ESG: The “Scarlet Letter” of Corporate America

June 20, 2019

This week, the American Enterprise Institute held a panel discussing environmental, social, and governance (ESG) investing as a means to drive social policy goals.  Securities and Exchange Commissioner Hester Pierce gave the opening remarks, beginning with a metaphor to the famous story of “The Scarlet Letter.”

“Here too, we see labeling based on incomplete information, public shaming and shunning wrapped in moral rhetoric, preached with cold-hearted, self-righteous oblivion to the consequences which ultimately fall on real people.”

Comparing the use of ESG assessments as a means to “shame” American companies, Pierce touches on the fact that ESG often comes as a packaged deal, making it difficult to define and hard to measure, and therefore less reliable. Likewise, these vaguely defined categories can cover just about anything, giving those producing the ESG ratings the power to evaluate on nothing more than their own personal judgments.

“In our purportedly enlightened era, we pin scarlet letters on allegedly offending corporations without bothering much about the facts and circumstances, and seemingly without caring about the unwarranted harm such labeling can engender.”
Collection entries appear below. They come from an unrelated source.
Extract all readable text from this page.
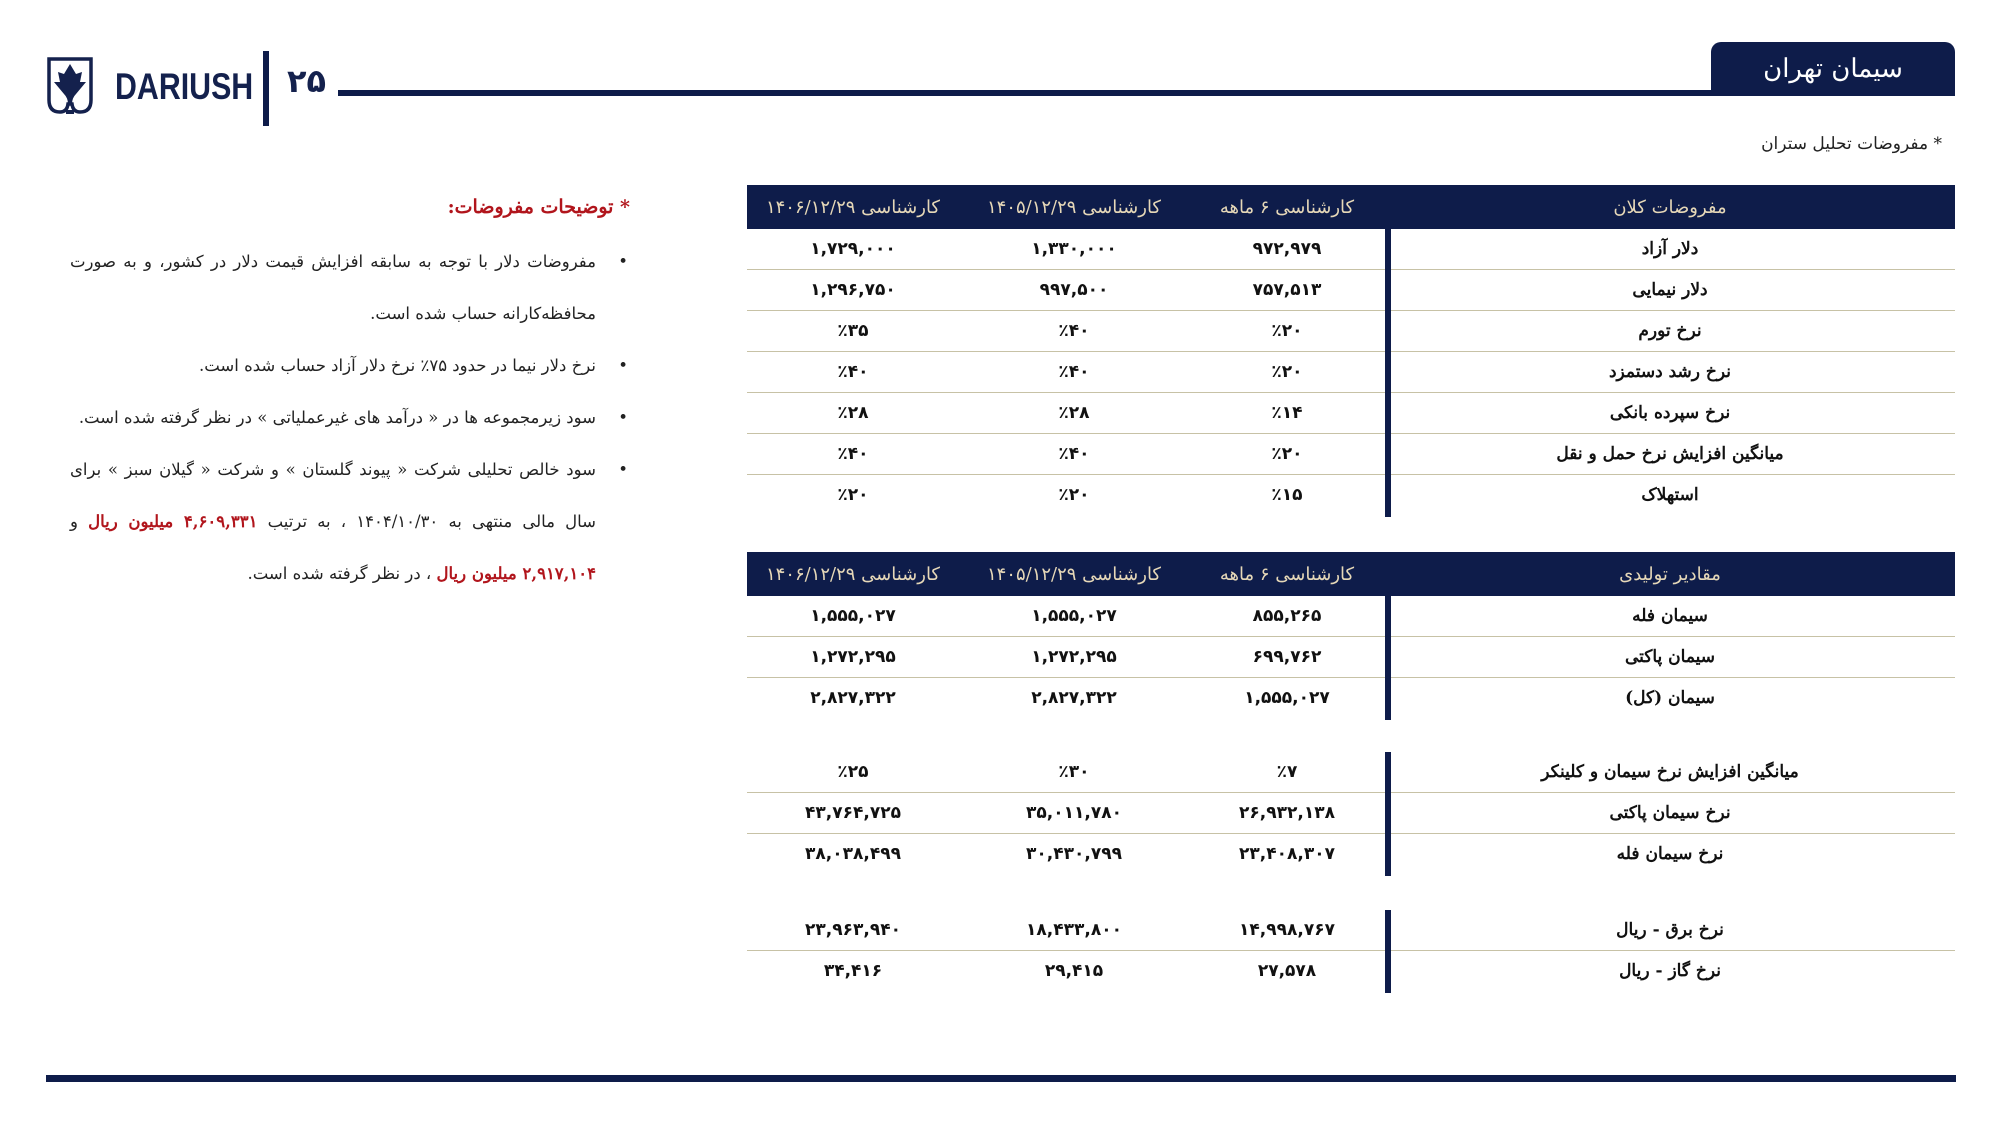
DARIUSH ۲۵	سیمان تهران
* مفروضات تحلیل ستران
* توضیحات مفروضات:
•
مفروضات دلار با توجه به سابقه افزایش قیمت دلار در کشور، و به صورت محافظه‌کارانه حساب شده است.
•
نرخ دلار نیما در حدود ۷۵٪ نرخ دلار آزاد حساب شده است.
•
سود زیرمجموعه ها در « درآمد های غیرعملیاتی » در نظر گرفته شده است.
•
سود خالص تحلیلی شرکت « پیوند گلستان » و شرکت « گیلان سبز » برای سال مالی منتهی به ۱۴۰۴/۱۰/۳۰ ، به ترتیب ۴,۶۰۹,۳۳۱ میلیون ریال و ۲,۹۱۷,۱۰۴ میلیون ریال ، در نظر گرفته شده است.
مفروضات کلان
کارشناسی ۶ ماهه
کارشناسی ۱۴۰۵/۱۲/۲۹
کارشناسی ۱۴۰۶/۱۲/۲۹
دلار آزاد
۹۷۲,۹۷۹
۱,۳۳۰,۰۰۰
۱,۷۲۹,۰۰۰
دلار نیمایی
۷۵۷,۵۱۳
۹۹۷,۵۰۰
۱,۲۹۶,۷۵۰
نرخ تورم
٪۲۰
٪۴۰
٪۳۵
نرخ رشد دستمزد
٪۲۰
٪۴۰
٪۴۰
نرخ سپرده بانکی
٪۱۴
٪۲۸
٪۲۸
میانگین افزایش نرخ حمل و نقل
٪۲۰
٪۴۰
٪۴۰
استهلاک
٪۱۵
٪۲۰
٪۲۰
مقادیر تولیدی
کارشناسی ۶ ماهه
کارشناسی ۱۴۰۵/۱۲/۲۹
کارشناسی ۱۴۰۶/۱۲/۲۹
سیمان فله
۸۵۵,۲۶۵
۱,۵۵۵,۰۲۷
۱,۵۵۵,۰۲۷
سیمان پاکتی
۶۹۹,۷۶۲
۱,۲۷۲,۲۹۵
۱,۲۷۲,۲۹۵
سیمان (کل)
۱,۵۵۵,۰۲۷
۲,۸۲۷,۳۲۲
۲,۸۲۷,۳۲۲
میانگین افزایش نرخ سیمان و کلینکر
٪۷
٪۳۰
٪۲۵
نرخ سیمان پاکتی
۲۶,۹۳۲,۱۳۸
۳۵,۰۱۱,۷۸۰
۴۳,۷۶۴,۷۲۵
نرخ سیمان فله
۲۳,۴۰۸,۳۰۷
۳۰,۴۳۰,۷۹۹
۳۸,۰۳۸,۴۹۹
نرخ برق - ریال
۱۴,۹۹۸,۷۶۷
۱۸,۴۳۳,۸۰۰
۲۳,۹۶۳,۹۴۰
نرخ گاز - ریال
۲۷,۵۷۸
۲۹,۴۱۵
۳۴,۴۱۶
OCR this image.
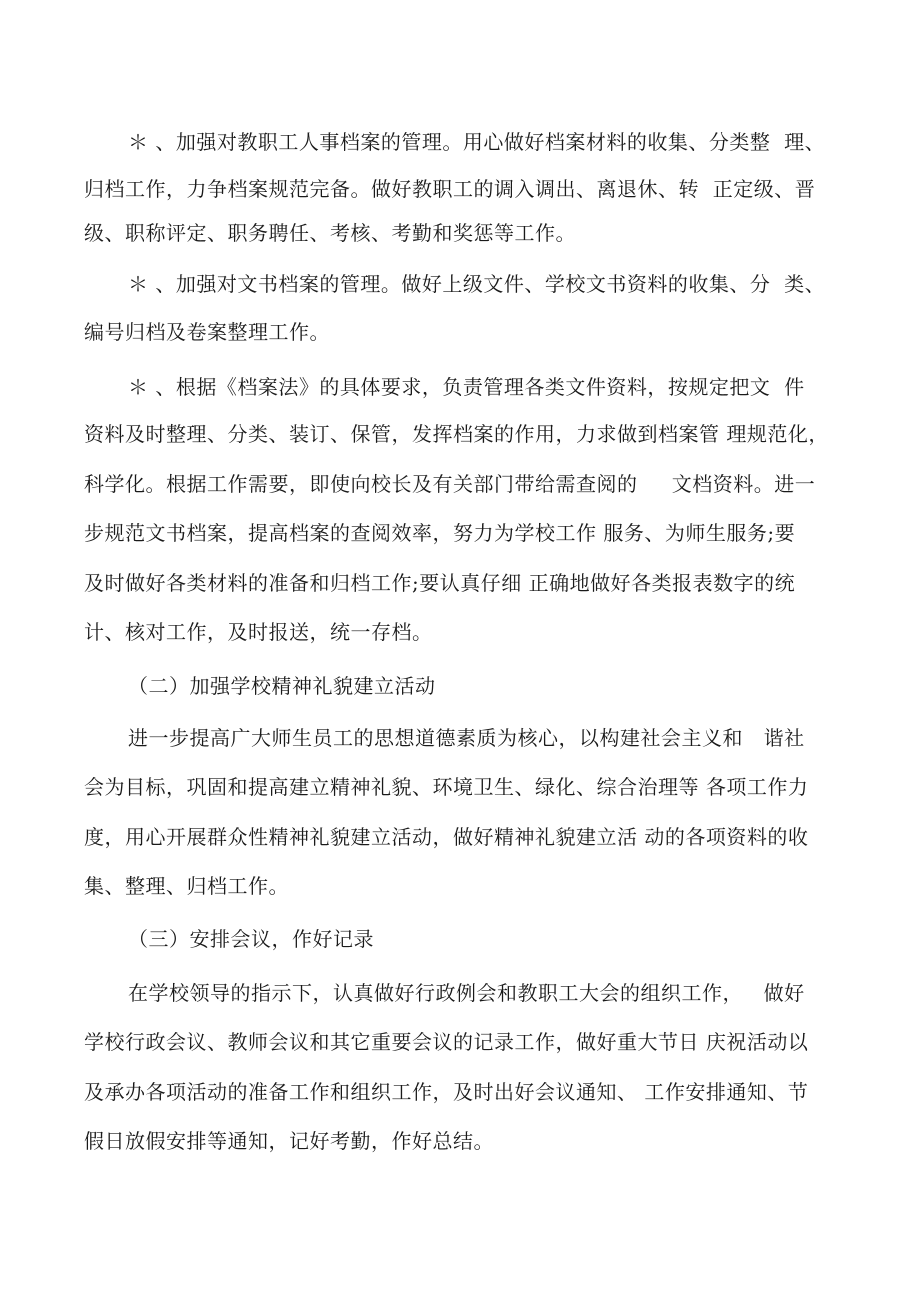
＊ 、加强对教职工人事档案的管理。用心做好档案材料的收集、分类整  理、
归档工作，力争档案规范完备。做好教职工的调入调出、离退休、转  正定级、晋
级、职称评定、职务聘任、考核、考勤和奖惩等工作。
＊ 、加强对文书档案的管理。做好上级文件、学校文书资料的收集、分  类、
编号归档及卷案整理工作。
＊ 、根据《档案法》的具体要求，负责管理各类文件资料，按规定把文  件
资料及时整理、分类、装订、保管，发挥档案的作用，力求做到档案管 理规范化，
科学化。根据工作需要，即使向校长及有关部门带给需查阅的     文档资料。进一
步规范文书档案，提高档案的查阅效率，努力为学校工作 服务、为师生服务;要
及时做好各类材料的准备和归档工作;要认真仔细 正确地做好各类报表数字的统
计、核对工作，及时报送，统一存档。
（二）加强学校精神礼貌建立活动
进一步提高广大师生员工的思想道德素质为核心，以构建社会主义和   谐社
会为目标，巩固和提高建立精神礼貌、环境卫生、绿化、综合治理等 各项工作力
度，用心开展群众性精神礼貌建立活动，做好精神礼貌建立活 动的各项资料的收
集、整理、归档工作。
（三）安排会议，作好记录
在学校领导的指示下，认真做好行政例会和教职工大会的组织工作，   做好
学校行政会议、教师会议和其它重要会议的记录工作，做好重大节日 庆祝活动以
及承办各项活动的准备工作和组织工作，及时出好会议通知、 工作安排通知、节
假日放假安排等通知，记好考勤，作好总结。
Pierce also mentioned on the effects of ESG ratings on investments with investment advisors buying ESG information from ESG “experts” which then determines where investments are made. While investment advisors have a fiduciary duty to their clients to maximize returns, an increasing number and vocal subset of these investors are demanding their money be invested in accordance to ESG principles.  This has led to many investment advisors admitting companies will be evaluated with ESG in mind.

“Not only is ESG determining where investment dollars go, but at what cost terms.”

Finally, Pierce discussed the use of ESG factors in proxy advisors’ recommendation and proxy votes.  Proxy advisors hold an disproportionate amount of influence in today’s markets, as most investment advisors follow all or most of the recommendations they make. Pierce noted that proxy advisors have no longer focus on the governance part of ESG like they used to and are now prioritizing environmental and social resolutions in their voting recommendations.

As justification to address environmental and social issues, in addition to corporate governance topics, proxy advisors often point to shareholders’ interests. These proxy advisory firms also operate with “skeleton staffs” making so many recommendations, giving sufficient attention to each company wouldn’t be possible.

“Proxy advisor Glass Lewis, for example, has 360 employees, only about half of whom perform research, and they cover more than 20,000 meetings per year in more than 100 countries.”

As with the Scarlet Letter’s infamous red “A”, the potential for a poor “red-lettered” ESG rating often leads companies to complete box-checking exercise that neither serve the environmental or social issue nor maximize the wealth of their shareholders. Pierce acknowledged the fleeting-nature of these ESG-related proposals, and the long-term damage they can cause.

 “If ESG disclosures mean disclosing what is financially material, there’s little controversy. The problem is that the ESG tent seems to house a shifting set of trendy issues of the day, many of which are not material to investors and the long-term financial value of the company, even if they are the subject of popular discourse.”

As Commissioner Pierce emphasized, ESG-influenced investments and voting recommendations are often insufficient and with little evidence to back them up.  It’s clear the SEC acknowledges these flaws and is looking for ways to fix problems within the proxy advisory industry the Main Street Investors Coalition commends the Commission for illuminating the ESG issues that often compound problems within the proxy advisory industry.